2012 Statistical Abstract, table 172.
“We also assess the contribution of deinstitutionalization to growth in the U.S. prison population. We find no evidence of transinstitutionalization for any demographic groups for the period 1950–80. However, for the 20-year period 1980–2000, we find significant transinstitutionalization rates for all men and women, with a relatively large transinstitutionalization rate for men in comparison to women and the largest transinstitutionalization rate observed for white men.
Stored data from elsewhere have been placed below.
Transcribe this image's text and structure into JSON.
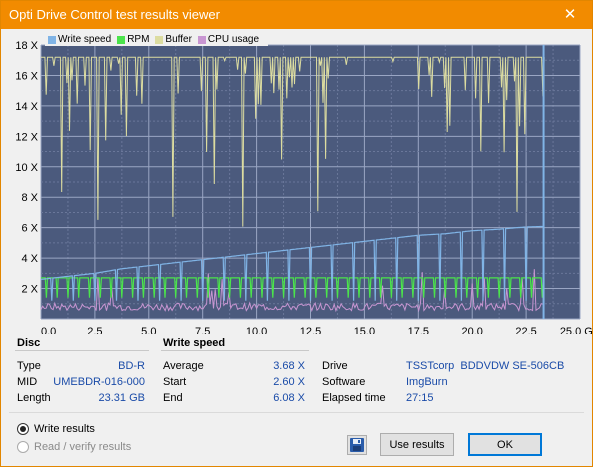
{
  "window": {
    "title": "Opti Drive Control test results viewer",
    "close_glyph": "✕"
  },
  "colors": {
    "write_speed": "#80b4e6",
    "rpm": "#4be44b",
    "buffer": "#dcdca0",
    "cpu_usage": "#c896d2",
    "plot_bg": "#4b5a7d",
    "grid": "#8090b0"
  },
  "legend": [
    {
      "label": "Write speed",
      "color": "#80b4e6"
    },
    {
      "label": "RPM",
      "color": "#4be44b"
    },
    {
      "label": "Buffer",
      "color": "#dcdca0"
    },
    {
      "label": "CPU usage",
      "color": "#c896d2"
    }
  ],
  "chart_data": {
    "type": "line",
    "x_unit": "GB",
    "xlim": [
      0,
      25
    ],
    "ylim": [
      0,
      18
    ],
    "x_ticks": [
      "0.0",
      "2.5",
      "5.0",
      "7.5",
      "10.0",
      "12.5",
      "15.0",
      "17.5",
      "20.0",
      "22.5",
      "25.0 GB"
    ],
    "y_ticks": [
      "2 X",
      "4 X",
      "6 X",
      "8 X",
      "10 X",
      "12 X",
      "14 X",
      "16 X",
      "18 X"
    ],
    "grid": true,
    "series": [
      {
        "name": "Write speed",
        "x": [
          0,
          1.25,
          2.5,
          3.75,
          5.0,
          6.25,
          7.5,
          8.75,
          10.0,
          11.25,
          12.5,
          13.75,
          15.0,
          16.25,
          17.5,
          18.75,
          20.0,
          21.25,
          22.5,
          23.31
        ],
        "values": [
          2.6,
          2.8,
          3.0,
          3.3,
          3.5,
          3.7,
          3.9,
          4.1,
          4.3,
          4.5,
          4.7,
          4.9,
          5.1,
          5.3,
          5.5,
          5.6,
          5.8,
          5.9,
          6.05,
          6.08
        ]
      },
      {
        "name": "RPM",
        "x": [
          0,
          23.31
        ],
        "values": [
          2.7,
          2.7
        ]
      },
      {
        "name": "Buffer",
        "x": [
          0,
          23.31
        ],
        "values": [
          17.2,
          17.2
        ]
      },
      {
        "name": "CPU usage",
        "x": [
          0,
          23.31
        ],
        "values": [
          0.8,
          0.8
        ]
      }
    ]
  },
  "disc": {
    "section_title": "Disc",
    "type_label": "Type",
    "type_value": "BD-R",
    "mid_label": "MID",
    "mid_value": "UMEBDR-016-000",
    "length_label": "Length",
    "length_value": "23.31 GB"
  },
  "write_speed": {
    "section_title": "Write speed",
    "average_label": "Average",
    "average_value": "3.68 X",
    "start_label": "Start",
    "start_value": "2.60 X",
    "end_label": "End",
    "end_value": "6.08 X"
  },
  "info": {
    "drive_label": "Drive",
    "drive_value": "TSSTcorp  BDDVDW SE-506CB",
    "software_label": "Software",
    "software_value": "ImgBurn",
    "elapsed_label": "Elapsed time",
    "elapsed_value": "27:15"
  },
  "options": {
    "write_results": "Write results",
    "read_verify_results": "Read / verify results"
  },
  "buttons": {
    "save_icon": "floppy-disk-icon",
    "use_results": "Use results",
    "ok": "OK"
  }
}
Our estimates suggest that 4–7 percent of incarceration growth between 1980 and 2000 is attributable to deinstitutionalization.” (“Assessing the Contribution of the Deinstitutionalization of the Mentally Ill to Growth in the U.S. Incarceration Rate,” Steven Raphael and Michael A. Stol, The Journal of Legal Studies , Vol. 42, No. 1)
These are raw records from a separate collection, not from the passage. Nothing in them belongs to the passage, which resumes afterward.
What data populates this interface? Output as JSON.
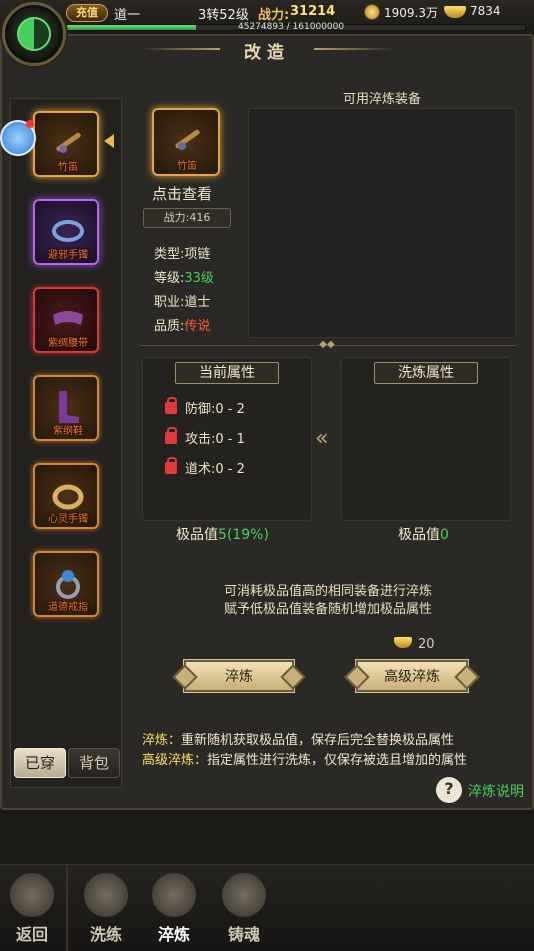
{
  "header": {
    "recharge": "充值",
    "name": "道一",
    "level": "3转52级",
    "power_label": "战力:",
    "power": "31214",
    "coins": "1909.3万",
    "ingots": "7834",
    "exp_text": "45274893 / 161000000",
    "exp_fraction": 0.281
  },
  "title": "改造",
  "sidebar": {
    "items": [
      {
        "name": "竹笛",
        "quality": "gold"
      },
      {
        "name": "避邪手镯",
        "quality": "purple"
      },
      {
        "name": "紫绸腰带",
        "quality": "red"
      },
      {
        "name": "紫纲鞋",
        "quality": "orange"
      },
      {
        "name": "心灵手镯",
        "quality": "orange"
      },
      {
        "name": "道德戒指",
        "quality": "orange"
      }
    ],
    "tabs": {
      "worn": "已穿",
      "bag": "背包"
    }
  },
  "item": {
    "name": "竹笛",
    "click_view": "点击查看",
    "power": "战力:416",
    "type_label": "类型:",
    "type": "项链",
    "level_label": "等级:",
    "level": "33级",
    "job_label": "职业:",
    "job": "道士",
    "quality_label": "品质:",
    "quality": "传说"
  },
  "available": {
    "title": "可用淬炼装备"
  },
  "current_attr": {
    "title": "当前属性",
    "lines": [
      "防御:0 - 2",
      "攻击:0 - 1",
      "道术:0 - 2"
    ],
    "grade_label": "极品值",
    "grade": "5(19%)"
  },
  "wash_attr": {
    "title": "洗炼属性",
    "grade_label": "极品值",
    "grade": "0"
  },
  "desc": {
    "line1": "可消耗极品值高的相同装备进行淬炼",
    "line2": "赋予低极品值装备随机增加极品属性"
  },
  "cost": "20",
  "buttons": {
    "quench": "淬炼",
    "advanced": "高级淬炼"
  },
  "notes": {
    "n1_key": "淬炼：",
    "n1_text": "重新随机获取极品值，保存后完全替换极品属性",
    "n2_key": "高级淬炼：",
    "n2_text": "指定属性进行洗炼，仅保存被选且增加的属性"
  },
  "help": "淬炼说明",
  "bottom_nav": {
    "back": "返回",
    "wash": "洗练",
    "quench": "淬炼",
    "soul": "铸魂"
  }
}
See also “Deinstitutionalization: A Psychiatric “Titanic.”
Probably because “Since 2007, the US Department of Housing and Urban Development has issued an Annual Homeless Assessment Report, which revealed the number of individuals and families that were homeless, both sheltered and unsheltered.” (Wikipedia)
“the number of homeless people on a given night in January 10: 2023 was more than 650,000 according to the Department of Housing and Urban Development.”
“In 1990, the U.S. Census Bureau estimated the homeless population of the country to be 228,621 (or 0.09% of the 248,709,873 enumerated in the 1990 U.S. census) which homelessness advocates criticized as an undercount.”
The number of homeless people grew in the 1980s, nearly doubling from 1984 to 1987.
The chronically homeless population (those with repeated episodes or who have been homeless for long periods) decreased from 175,914 in 2005 to 123,833 in 2007.[272] According to the 2017 AHAR (Annual Homeless Assessment Report) about 553,742 people experienced homelessness, which is a 1% increase from 2016.[273]
c. 1984 “The United States government determined that somewhere between 200,000 and 500,000 Americans were then homeless.”
(All from the same Wikipedia article)
Let me point out the in the rural and smaller (less than 30,000 maybe) suburban communities I am familiar with there are fewer homeless because we care about everyone and work hard to make sure everyone has a place to stay, even if they don't own a house or can afford rent. We treat individuals, not groups, because we know, more or less, the individuals concerned.
We don't virtue signal by putting in place useless but expensive programs that do little to nothing to fix the problem.
I have a former grad student who got her PhD while studying homeless policy. She was fairly liberal, but from a small town in a Blue area. She was appalled to find that she rarely met anyone 'studying' or teaching in homeless policy actually knew real homeless people. "How can they make policy if they aren't familiar with the people they're making policy for?" she asked me. I had to point out they got paid the same either way, and homeless people are "icky." She was quite disappointed.
The homeless are mobile. Wouldn't we expect them to congregate in the places most supportive of homelessness, regardless of what is causing it?